E proprio sfogliando le
pagine di un noto quotidiano, con la tazza fumante tra le mani, ho appreso che
il caffè, non solo è la bevanda più amata dagli italiani, ma – per come lo
descrive Il Sole 24 Ore – è addirittura «un vero e proprio tonico per
l’economia del Paese».
A quel punto ho deciso di
proporvi un nuovo viaggio improntato
alla scoperta dell’«oro nero» più
delizioso che noi tutti conosciamo. O che crediamo di conoscere! Ed eccoci qua.

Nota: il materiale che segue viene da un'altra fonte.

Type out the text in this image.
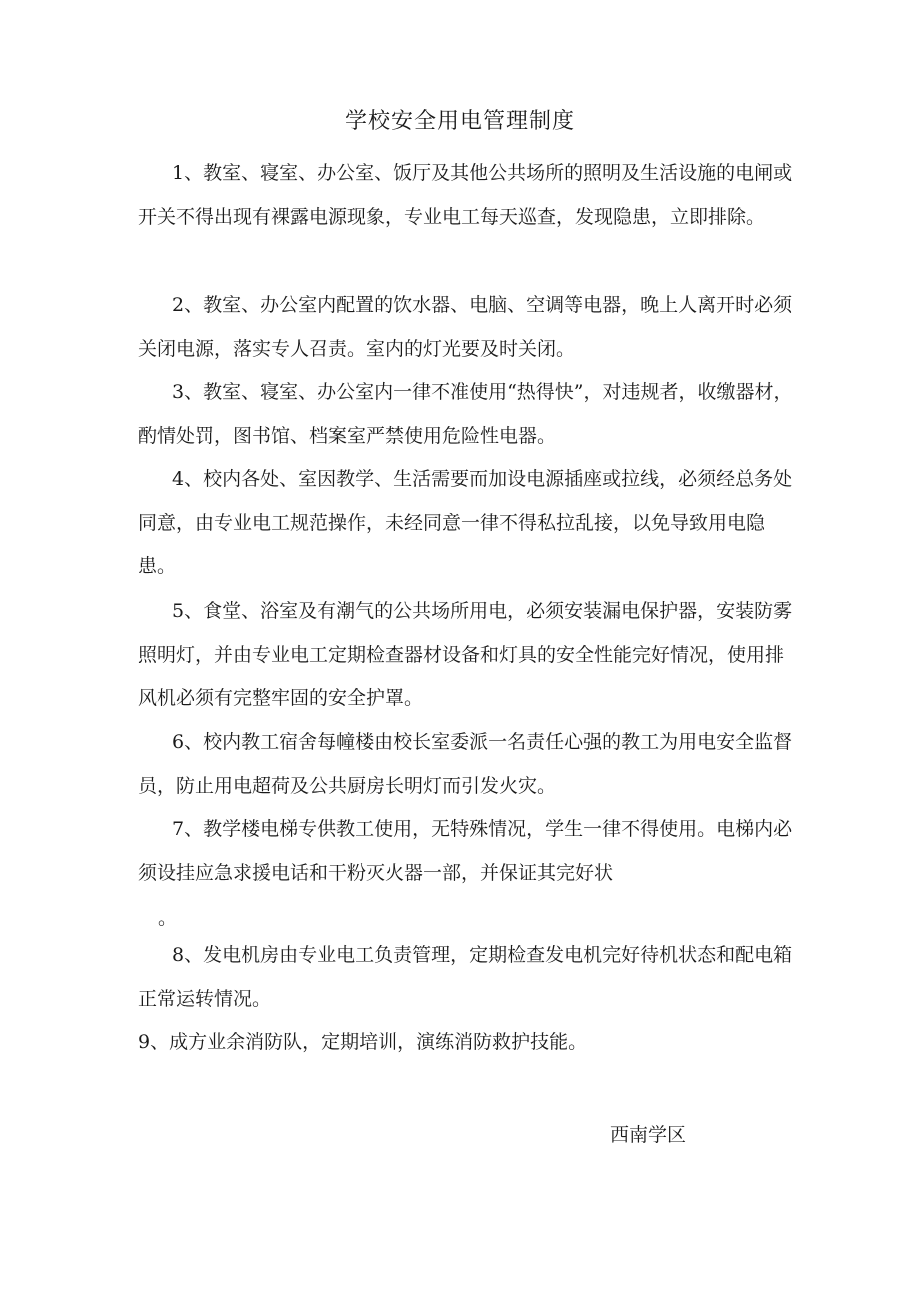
学校安全用电管理制度

1、教室、寝室、办公室、饭厅及其他公共场所的照明及生活设施的电闸或开关不得出现有裸露电源现象，专业电工每天巡查，发现隐患，立即排除。

2、教室、办公室内配置的饮水器、电脑、空调等电器，晚上人离开时必须关闭电源，落实专人召责。室内的灯光要及时关闭。

3、教室、寝室、办公室内一律不准使用“热得快”，对违规者，收缴器材，酌情处罚，图书馆、档案室严禁使用危险性电器。

4、校内各处、室因教学、生活需要而加设电源插座或拉线，必须经总务处同意，由专业电工规范操作，未经同意一律不得私拉乱接，以免导致用电隐患。

5、食堂、浴室及有潮气的公共场所用电，必须安装漏电保护器，安装防雾照明灯，并由专业电工定期检查器材设备和灯具的安全性能完好情况，使用排风机必须有完整牢固的安全护罩。

6、校内教工宿舍每幢楼由校长室委派一名责任心强的教工为用电安全监督员，防止用电超荷及公共厨房长明灯而引发火灾。

7、教学楼电梯专供教工使用，无特殊情况，学生一律不得使用。电梯内必须设挂应急求援电话和干粉灭火器一部，并保证其完好状

。

8、发电机房由专业电工负责管理，定期检查发电机完好待机状态和配电箱正常运转情况。

9、成方业余消防队，定期培训，演练消防救护技能。

西南学区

Inizierei col dire che parlare
di caffè non è affatto banale, soprattutto se lo si considera una
merce che ogni anno dà vita al più alto
volume di scambi in tutto il pianeta.
Per i maggiori paesi esportatori di caffè (Brasile,
Colombia, Uganda, Vietnam, Venezuela, Yemen, Guatemala, India, Messico,
Nicaragua, Costa d’Avorio, Costa Rica, Kenia), prevalentemente collocati nella
fascia tropicale e appartenenti al cosiddetto «Terzo Mondo», questo prodotto, rappresenta
una delle principali fonti di sostentamento, quindi è prezioso quanto
l’oro.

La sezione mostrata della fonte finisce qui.